Antiadiabatic Small Polaron Formation in the Charge Transfer Insulator ErFeO3

TL;DR

This study uses transient XUV spectroscopy to observe antiadiabatic small polaron formation in ErFeO3, revealing a longer formation timescale and emphasizing the role of electron correlations and lattice dynamics in polaron behavior.

Contribution

First experimental observation of antiadiabatic small polaron formation in ErFeO3, demonstrating the importance of electron correlations and lattice dynamics in polaron transport.

Findings

Polaron formation takes several picoseconds, longer than in other materials.

Electron hopping integral exceeds reorganization energy, confirming antiadiabaticity.
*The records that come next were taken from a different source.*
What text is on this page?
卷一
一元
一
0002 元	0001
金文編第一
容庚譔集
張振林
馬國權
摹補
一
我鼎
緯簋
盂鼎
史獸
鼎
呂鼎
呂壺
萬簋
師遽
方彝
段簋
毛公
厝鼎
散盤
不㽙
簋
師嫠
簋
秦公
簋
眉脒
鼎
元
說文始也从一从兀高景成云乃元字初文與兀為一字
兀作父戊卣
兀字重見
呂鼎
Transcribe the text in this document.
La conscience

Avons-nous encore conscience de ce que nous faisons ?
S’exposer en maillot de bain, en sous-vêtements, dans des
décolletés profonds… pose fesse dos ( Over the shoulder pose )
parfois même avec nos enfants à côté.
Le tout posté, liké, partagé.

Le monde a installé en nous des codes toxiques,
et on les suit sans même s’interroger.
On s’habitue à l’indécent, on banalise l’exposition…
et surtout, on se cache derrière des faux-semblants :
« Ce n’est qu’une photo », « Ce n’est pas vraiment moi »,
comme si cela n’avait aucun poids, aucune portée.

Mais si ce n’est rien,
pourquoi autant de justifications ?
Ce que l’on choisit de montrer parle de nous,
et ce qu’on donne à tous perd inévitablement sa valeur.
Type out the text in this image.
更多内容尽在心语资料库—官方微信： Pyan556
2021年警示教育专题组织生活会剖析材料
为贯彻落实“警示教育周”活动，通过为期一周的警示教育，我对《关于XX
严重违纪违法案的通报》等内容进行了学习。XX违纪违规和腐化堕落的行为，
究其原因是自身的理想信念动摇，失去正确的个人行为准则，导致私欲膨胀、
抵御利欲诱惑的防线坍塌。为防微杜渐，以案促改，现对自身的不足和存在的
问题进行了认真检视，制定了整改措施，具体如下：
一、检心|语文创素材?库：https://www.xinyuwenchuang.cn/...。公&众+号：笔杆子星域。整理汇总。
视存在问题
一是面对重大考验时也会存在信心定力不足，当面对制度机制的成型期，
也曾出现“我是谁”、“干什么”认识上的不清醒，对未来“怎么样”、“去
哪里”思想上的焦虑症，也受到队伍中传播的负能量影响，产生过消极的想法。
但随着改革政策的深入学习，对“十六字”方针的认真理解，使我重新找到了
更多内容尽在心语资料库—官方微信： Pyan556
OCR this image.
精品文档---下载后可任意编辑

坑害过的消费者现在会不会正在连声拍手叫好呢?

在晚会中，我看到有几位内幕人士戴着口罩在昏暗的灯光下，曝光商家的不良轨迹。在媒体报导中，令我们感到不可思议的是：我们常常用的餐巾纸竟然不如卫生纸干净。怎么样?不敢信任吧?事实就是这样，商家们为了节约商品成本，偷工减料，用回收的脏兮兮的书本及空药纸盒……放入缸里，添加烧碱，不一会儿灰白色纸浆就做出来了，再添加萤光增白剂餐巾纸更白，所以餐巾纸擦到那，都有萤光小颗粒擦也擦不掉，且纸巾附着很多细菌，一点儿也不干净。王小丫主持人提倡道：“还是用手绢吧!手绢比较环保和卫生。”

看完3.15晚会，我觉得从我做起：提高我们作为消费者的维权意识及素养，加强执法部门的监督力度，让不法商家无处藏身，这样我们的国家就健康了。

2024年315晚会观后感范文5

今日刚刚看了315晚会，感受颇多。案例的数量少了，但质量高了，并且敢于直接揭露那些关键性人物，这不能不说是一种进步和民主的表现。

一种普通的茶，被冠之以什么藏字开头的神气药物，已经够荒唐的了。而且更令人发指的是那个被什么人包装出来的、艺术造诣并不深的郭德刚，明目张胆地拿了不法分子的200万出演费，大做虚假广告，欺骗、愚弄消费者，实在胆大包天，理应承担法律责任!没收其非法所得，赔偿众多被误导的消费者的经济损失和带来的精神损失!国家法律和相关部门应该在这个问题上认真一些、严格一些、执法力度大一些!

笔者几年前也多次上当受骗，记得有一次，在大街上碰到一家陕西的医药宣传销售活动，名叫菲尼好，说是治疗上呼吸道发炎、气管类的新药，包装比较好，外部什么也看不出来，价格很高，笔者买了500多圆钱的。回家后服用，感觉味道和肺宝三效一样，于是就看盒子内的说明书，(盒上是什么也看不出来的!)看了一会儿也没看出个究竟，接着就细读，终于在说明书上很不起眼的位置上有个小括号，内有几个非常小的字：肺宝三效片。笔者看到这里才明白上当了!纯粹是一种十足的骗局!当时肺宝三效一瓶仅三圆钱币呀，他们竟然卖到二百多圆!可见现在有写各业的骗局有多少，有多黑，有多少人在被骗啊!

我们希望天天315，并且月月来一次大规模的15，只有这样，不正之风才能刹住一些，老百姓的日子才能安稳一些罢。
Dynamical electron correlations are crucial for understanding small polaron behavior.

Abstract

Small polaron formation is dominant across a range of condensed matter systems. Small polarons are usually studied in terms of ground-state transport and thermal fluctuations, but small polarons can also be created impulsively by photoexcitation. The temporal response of the lattice and local electron correlations can then be separated, such as with transient XUV spectroscopy. To date, photoexcited small polaron formation has only been measured to be adiabatic. The reorganization energy of the polar lattice is large enough that the first electron-optical phonon scattering event creates a small polaron without significant carrier thermalization. Here, we use transient XUV spectroscopy to measure antiadiabatic polaron formation by frustrating the iron-centered octahedra in a rare-earth orthoferrite lattice. The small polaron is measured to take several picoseconds to form over multiple coherent charge hopping events between neighboring Fe3+-Fe2+ sites, a timescale that is more than an order of magnitude longer compared to previous materials. The measured interplay between optical phonons, electron correlations, and on-site lattice deformation give a clear picture of how antiadiabatic small polaron transport would occur in the material. The measurements also confirm the prediction of the Holstein and Hubbard-Holstein model that the electron hopping integral must be larger than the reorganization energy to achieve antiadiabaticity. Moreover, the measurements emphasize the importance of considering dynamical electron correlations, and not just changes in the lattice geometry, for controlling small polarons in transport or photoexcited applications.